Taking conditional expectation on both sides with respect to ℐ_i−1, we have

$$E\left\{{(X_{i+1}^{*}-l_{{\nu }_1})}^2\right|{ℱ}_{i-1}\}⩽{(X_i^{*}-l_{{\nu }_1})}^2-\frac{2(X_i^{*}-l_{{\nu }_1})\{h(X_i^{*})-t_0\}}{i\beta }+\frac{K^m}{i^2}$$

for some K″′ > 0. Applying Theorem 1 of Robbins & Siegmund (1971) for nonnegative almost supermartingale, we can show that lim_i→∞( $X_i^{*}$ − l_ν1)² exists and ${\sum }_{i=1}^{\infty }(X_1^{*}-l_{{\nu }_1})\{h(X_1^{*})-t_0\}<\infty$ almost surely. Also, since ( $X_i^{*}$ − l_ν2){h( $X_i^{*}$) − t₀} > 0, we can conclude that $X_i^{*}$ → l_ν1 and pr(X_n = ν₁ or ν₂ eventually) = 1. By definition of ν₁, |π (ν₁) − p| < |π (ν₂) − p|. Thus, for sufficiently large n,

$$\begin{array}{lll}|\pi (X_n)-p|⩽|\pi ({\nu }_2)-p|\hfill & =\hfill & \{\pi ({\nu }_1)-\pi ({\nu }_2)\}-\{\pi ({\nu }_1)-p\}\hfill \\ \hfill & ⩽\hfill & \left|G\left\{z_p+\frac{\sigma ({\nu }_1)}{\sigma ({\nu }_2)}(z_p-c_{{\nu }_1})\right\}-G(c_{{\nu }_1})\right|-|\pi ({\nu }_1)-p|.\hfill \end{array}$$ (A1)

The inequality (A1) is due to Lemma 1(a) under the assumptions ν₁ ≠ ν₂ and π (ν₁) > p. The proof is completed by analogous arguments for the case π (ν₁) < p.

Proof of Proposition 3(a). First, it is easy to see that σ (k) < σ (θ) < σ (k′) for k < θ < k′ under the assumed mean-variance relationship and Condition 1. Since s{σ (k)} − s{σ (θ)} = ϕ{M(k) − M(θ)} = ϕ{f (k) − f (θ)} − ϕ{σ(k) − σ (θ)}, we have f (k) < f (θ) if and only if σ (k) < σ (θ) because s(σ) is increasing. Now, the assumption p_L < p̃_L implies

$$c_k>{\tilde{z}}_p^{*}+\frac{\sigma (\theta )}{\sigma (1)}|z_p-{\tilde{z}}_p^{*}|⩾{\tilde{z}}_p^{*}+\frac{\sigma (\theta )}{\sigma (k)}|z_p-{\tilde{z}}_p^{*}|$$

because σ (k) < σ (θ). Hence B̃_k = 2σ (k)(c_k − ${\tilde{z}}_p^{*}$) > 2σ (θ)|z_p − ${\tilde{z}}_p^{*}$| = B̃_θ for all k < θ. Using similar arguments, we can show p_U > p̃_U implies B̃_k′ > B̃_θ for k′ >θ. Thus, ν̃ = θ by definition.

Proof of Proposition 3(b). First, following similar arguments in the proof of Proposition 1(a), we can prove that h̃(x) = t₀ has a unique root at θ̃_β with C(θ̃_β) = ν̃ if B̃_ν̃ < β < min_{k ≠ ν̃} B̃_k.
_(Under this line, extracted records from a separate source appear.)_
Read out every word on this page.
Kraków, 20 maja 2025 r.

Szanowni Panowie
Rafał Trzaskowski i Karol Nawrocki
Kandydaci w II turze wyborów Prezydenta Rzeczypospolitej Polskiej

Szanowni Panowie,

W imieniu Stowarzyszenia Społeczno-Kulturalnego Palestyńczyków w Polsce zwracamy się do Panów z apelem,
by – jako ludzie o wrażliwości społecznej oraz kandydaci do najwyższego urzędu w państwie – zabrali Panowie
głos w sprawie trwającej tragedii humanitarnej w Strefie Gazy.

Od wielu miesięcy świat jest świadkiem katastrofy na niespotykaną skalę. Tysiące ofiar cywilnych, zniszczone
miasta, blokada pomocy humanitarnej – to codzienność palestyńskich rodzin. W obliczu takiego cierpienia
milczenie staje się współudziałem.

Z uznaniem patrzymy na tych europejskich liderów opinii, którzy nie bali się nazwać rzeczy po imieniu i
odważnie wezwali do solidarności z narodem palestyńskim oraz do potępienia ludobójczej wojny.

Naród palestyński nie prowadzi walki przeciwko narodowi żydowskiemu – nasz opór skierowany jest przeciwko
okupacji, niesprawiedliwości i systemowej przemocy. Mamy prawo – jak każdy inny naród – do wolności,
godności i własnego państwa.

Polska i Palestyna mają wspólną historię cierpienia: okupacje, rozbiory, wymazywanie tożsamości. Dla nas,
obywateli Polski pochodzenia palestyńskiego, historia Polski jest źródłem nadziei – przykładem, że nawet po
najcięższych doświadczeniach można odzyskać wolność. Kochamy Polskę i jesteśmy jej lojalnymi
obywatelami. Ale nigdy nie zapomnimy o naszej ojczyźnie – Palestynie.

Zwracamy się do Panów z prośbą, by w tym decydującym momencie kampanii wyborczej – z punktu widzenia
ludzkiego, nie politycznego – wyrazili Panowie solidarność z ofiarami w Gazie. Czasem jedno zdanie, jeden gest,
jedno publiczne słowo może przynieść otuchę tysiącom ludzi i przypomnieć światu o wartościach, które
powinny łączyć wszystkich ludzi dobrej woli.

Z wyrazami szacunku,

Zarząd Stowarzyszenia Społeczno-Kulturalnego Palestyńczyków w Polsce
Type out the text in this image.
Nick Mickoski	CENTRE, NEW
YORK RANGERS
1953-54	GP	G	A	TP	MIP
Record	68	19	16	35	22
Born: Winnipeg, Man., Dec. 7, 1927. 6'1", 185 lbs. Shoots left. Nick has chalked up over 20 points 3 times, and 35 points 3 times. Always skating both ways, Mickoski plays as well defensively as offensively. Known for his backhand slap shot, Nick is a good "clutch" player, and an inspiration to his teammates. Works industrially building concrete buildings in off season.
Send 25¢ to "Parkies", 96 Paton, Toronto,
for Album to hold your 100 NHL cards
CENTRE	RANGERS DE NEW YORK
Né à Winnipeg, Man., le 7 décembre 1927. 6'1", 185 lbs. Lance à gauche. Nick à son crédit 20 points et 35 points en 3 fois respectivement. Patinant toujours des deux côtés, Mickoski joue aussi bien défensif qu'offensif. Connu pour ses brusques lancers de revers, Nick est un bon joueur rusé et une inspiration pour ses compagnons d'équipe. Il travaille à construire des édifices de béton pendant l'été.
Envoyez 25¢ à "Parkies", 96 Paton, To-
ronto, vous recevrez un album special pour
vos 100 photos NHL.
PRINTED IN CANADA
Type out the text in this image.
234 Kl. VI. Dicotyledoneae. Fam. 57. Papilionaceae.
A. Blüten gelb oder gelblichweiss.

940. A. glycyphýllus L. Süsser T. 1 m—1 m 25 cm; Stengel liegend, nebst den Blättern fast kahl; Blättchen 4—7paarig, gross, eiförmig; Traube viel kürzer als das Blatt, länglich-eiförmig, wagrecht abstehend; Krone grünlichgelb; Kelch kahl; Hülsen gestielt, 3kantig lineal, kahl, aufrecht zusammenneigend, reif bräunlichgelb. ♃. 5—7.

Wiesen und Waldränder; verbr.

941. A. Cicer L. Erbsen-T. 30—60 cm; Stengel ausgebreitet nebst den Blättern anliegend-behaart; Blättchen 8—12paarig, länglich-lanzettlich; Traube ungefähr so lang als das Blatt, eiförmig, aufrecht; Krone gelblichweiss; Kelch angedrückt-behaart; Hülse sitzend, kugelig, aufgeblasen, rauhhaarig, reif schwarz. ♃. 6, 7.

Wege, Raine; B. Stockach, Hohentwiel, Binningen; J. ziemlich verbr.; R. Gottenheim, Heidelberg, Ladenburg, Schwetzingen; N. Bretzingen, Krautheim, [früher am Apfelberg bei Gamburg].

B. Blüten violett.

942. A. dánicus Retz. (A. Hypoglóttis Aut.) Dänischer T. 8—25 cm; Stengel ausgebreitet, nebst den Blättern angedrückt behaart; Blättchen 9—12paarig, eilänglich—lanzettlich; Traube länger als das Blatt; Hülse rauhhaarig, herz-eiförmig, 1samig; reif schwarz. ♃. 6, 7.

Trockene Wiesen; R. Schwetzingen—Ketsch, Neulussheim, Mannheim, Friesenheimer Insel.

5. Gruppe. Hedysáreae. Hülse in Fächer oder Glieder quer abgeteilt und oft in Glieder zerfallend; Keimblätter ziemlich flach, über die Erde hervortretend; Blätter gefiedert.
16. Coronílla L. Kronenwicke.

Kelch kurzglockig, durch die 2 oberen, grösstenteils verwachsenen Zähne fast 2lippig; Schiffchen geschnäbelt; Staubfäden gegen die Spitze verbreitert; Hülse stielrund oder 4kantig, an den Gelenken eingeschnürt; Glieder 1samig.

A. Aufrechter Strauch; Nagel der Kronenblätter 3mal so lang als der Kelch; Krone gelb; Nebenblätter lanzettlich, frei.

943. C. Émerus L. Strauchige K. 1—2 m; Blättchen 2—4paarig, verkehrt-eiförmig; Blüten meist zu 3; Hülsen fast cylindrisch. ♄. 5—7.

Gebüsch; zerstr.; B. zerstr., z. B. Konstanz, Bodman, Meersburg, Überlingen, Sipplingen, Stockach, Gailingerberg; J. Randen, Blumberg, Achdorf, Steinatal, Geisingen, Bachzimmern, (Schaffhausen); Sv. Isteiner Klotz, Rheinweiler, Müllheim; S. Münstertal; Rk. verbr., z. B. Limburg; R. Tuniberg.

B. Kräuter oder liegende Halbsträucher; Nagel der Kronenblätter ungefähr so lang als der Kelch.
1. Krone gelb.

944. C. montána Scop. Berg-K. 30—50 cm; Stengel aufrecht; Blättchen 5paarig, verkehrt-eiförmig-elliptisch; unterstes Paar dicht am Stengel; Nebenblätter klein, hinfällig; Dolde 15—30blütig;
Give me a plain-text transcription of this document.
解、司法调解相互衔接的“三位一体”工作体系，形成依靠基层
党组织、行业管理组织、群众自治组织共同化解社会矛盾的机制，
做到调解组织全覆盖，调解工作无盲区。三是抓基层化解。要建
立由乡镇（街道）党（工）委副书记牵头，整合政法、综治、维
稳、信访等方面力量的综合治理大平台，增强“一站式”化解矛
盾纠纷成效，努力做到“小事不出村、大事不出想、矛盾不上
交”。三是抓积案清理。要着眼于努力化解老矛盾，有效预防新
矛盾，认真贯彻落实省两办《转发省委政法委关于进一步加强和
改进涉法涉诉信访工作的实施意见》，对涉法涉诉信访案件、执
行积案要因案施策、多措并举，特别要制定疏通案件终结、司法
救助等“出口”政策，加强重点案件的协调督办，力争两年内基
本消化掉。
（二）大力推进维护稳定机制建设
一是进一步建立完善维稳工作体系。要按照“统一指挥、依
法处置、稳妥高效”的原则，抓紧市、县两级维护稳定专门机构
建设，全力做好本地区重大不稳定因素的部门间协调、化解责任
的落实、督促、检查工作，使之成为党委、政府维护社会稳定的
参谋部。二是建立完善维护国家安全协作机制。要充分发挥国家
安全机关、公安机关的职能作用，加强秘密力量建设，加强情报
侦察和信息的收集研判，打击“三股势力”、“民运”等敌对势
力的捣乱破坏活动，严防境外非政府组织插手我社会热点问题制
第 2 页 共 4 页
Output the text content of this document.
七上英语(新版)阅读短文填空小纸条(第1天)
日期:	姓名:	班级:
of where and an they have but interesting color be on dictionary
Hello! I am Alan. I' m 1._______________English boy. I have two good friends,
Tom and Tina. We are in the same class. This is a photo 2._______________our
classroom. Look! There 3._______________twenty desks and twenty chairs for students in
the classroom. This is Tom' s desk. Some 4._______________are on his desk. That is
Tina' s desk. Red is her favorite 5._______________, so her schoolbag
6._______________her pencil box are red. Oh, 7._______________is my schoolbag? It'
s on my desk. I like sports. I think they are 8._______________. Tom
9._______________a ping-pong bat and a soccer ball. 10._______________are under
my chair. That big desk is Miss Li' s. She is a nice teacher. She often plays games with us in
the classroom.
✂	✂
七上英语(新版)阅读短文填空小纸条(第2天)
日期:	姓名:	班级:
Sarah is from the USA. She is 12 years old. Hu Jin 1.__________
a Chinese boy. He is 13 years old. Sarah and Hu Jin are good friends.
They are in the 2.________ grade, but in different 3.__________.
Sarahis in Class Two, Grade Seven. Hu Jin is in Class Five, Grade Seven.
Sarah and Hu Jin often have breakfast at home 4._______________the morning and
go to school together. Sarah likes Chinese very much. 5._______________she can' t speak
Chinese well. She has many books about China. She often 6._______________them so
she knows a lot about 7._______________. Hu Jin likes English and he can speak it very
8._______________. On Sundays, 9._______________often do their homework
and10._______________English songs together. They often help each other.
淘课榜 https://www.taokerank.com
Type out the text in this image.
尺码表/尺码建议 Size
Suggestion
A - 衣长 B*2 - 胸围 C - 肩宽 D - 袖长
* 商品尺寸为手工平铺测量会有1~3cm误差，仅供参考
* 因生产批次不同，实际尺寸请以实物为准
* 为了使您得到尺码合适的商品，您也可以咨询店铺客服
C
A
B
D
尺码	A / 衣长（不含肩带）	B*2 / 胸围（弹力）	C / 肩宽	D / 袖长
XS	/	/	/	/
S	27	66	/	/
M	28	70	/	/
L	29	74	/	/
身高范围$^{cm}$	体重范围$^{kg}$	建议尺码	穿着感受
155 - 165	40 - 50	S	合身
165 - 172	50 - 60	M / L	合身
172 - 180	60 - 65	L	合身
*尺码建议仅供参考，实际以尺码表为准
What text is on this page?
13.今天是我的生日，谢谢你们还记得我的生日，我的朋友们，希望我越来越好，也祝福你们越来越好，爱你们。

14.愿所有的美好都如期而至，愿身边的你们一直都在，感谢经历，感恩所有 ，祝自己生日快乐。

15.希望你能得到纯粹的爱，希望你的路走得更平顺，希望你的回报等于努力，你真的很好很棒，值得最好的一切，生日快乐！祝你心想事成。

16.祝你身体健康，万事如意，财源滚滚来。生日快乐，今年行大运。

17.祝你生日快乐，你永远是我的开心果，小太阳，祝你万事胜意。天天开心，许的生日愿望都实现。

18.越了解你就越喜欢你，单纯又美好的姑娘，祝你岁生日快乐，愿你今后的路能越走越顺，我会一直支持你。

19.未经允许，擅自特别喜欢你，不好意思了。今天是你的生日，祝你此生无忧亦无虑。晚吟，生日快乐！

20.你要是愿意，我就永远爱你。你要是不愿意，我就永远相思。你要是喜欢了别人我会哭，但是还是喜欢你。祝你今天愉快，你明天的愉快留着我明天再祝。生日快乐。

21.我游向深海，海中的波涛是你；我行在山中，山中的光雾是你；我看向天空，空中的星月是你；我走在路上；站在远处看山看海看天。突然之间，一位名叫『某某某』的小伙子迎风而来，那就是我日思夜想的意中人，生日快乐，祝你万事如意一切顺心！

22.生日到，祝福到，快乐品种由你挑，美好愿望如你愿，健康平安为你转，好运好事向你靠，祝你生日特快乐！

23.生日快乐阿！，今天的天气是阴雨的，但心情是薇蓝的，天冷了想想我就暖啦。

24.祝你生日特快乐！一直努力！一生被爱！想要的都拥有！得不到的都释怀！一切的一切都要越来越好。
Applying standard convergence results of stochastic approximation gives the consistency of X_n for ν̃, which is equal to θ by Proposition 3(a).

Next, because c_k ⩽ z_U < ${\tilde{z}}_p^{*}$ by the assumption p_U < p̃_U and σ(θ) ⩽ σ (k) for k >θ, we have 2σ (θ)( ${\tilde{z}}_p^{*}$ − z_U) ⩽ 2σ (k)( ${\tilde{z}}_p^{*}$ − c_k) = B_k for k >θ. Hence,

$$2\sigma (\theta )({\tilde{z}}_p^{*}-z_U)\le \underset{k>\theta }{\text{min}}{B}_k.$$ (A2)

For the case k < θ, we have c_k ⩾ z_L > max(z_p, ${\tilde{z}}_p^{*}$) and σ (k) ⩽ σ (θ). Substituting M(k) = M(θ) + [s{σ (k)} − s{σ (θ)}]/ϕ into c_k = {t₀ − M(k)}/σ (k) gives

$$c_k\sigma (k)=t_0-M(\theta )-\frac{s\{\sigma (k)\}-s\{\sigma (\theta )\}}{\phi }$$ (A3)

for ϕ > 0. Fix M(θ) and σ (θ). For any given c_k, we differentiate both sides of (A3) with respect to ϕ and get

$$\left[\frac{s^{\prime }\{\sigma (k)\}}{\varphi }+c_k\right]\frac{\partial \sigma (k)}{\partial \varphi }=\frac{s\{\sigma (k)\}-s\{\sigma (\theta )\}}{{\varphi }^2}$$

for ϕ > 0. Therefore, ∂σ (k)/ ∂ϕ < 0 as long as c_k ⩾ 0 which holds for most practical purposes; i.e. it suffices to have z_p ⩾ 0, and σ(k) is minimized as ϕ grows large upon which M(k) → M(θ). Specifically, its infimum is achieved by taking the limit ϕ → ∞ in (A3):

$$\underset{\varphi >0}{\text{inf}}\sigma (k)=\frac{t_0-M(\theta )}{c_k}<\frac{t_0-M(\theta )}{z_p}=\sigma (\theta ).$$

Also, since σ (k) = σ (θ) when ϕ = 0, the above expression provides the minimum value of σ (k) over all possible ϕ ⩾ 0 for a given c_k. Thus,

$$\underset{k<\theta }{\text{min}}{B}_k⩾\underset{k<\theta }{\text{min}}\underset{\varphi ⩾0}{\text{inf}}2\sigma (k)(c_k-{\tilde{z}}_p^{*})=2\{t_0-M(\theta )\}\underset{k<\theta }{\text{min}}(1-{\tilde{z}}_p^{*}/c_k)=2\sigma (\theta )z_p(1-{\tilde{z}}_p^{*}/z_L).$$

This, together with (A2), implies that |z_p − ${\tilde{z}}_p^{*}$| < β/{2σ (θ)} < w̃ suffices the consistency condition, B̃_θ < β < min_{k ≠ θ} B̃k.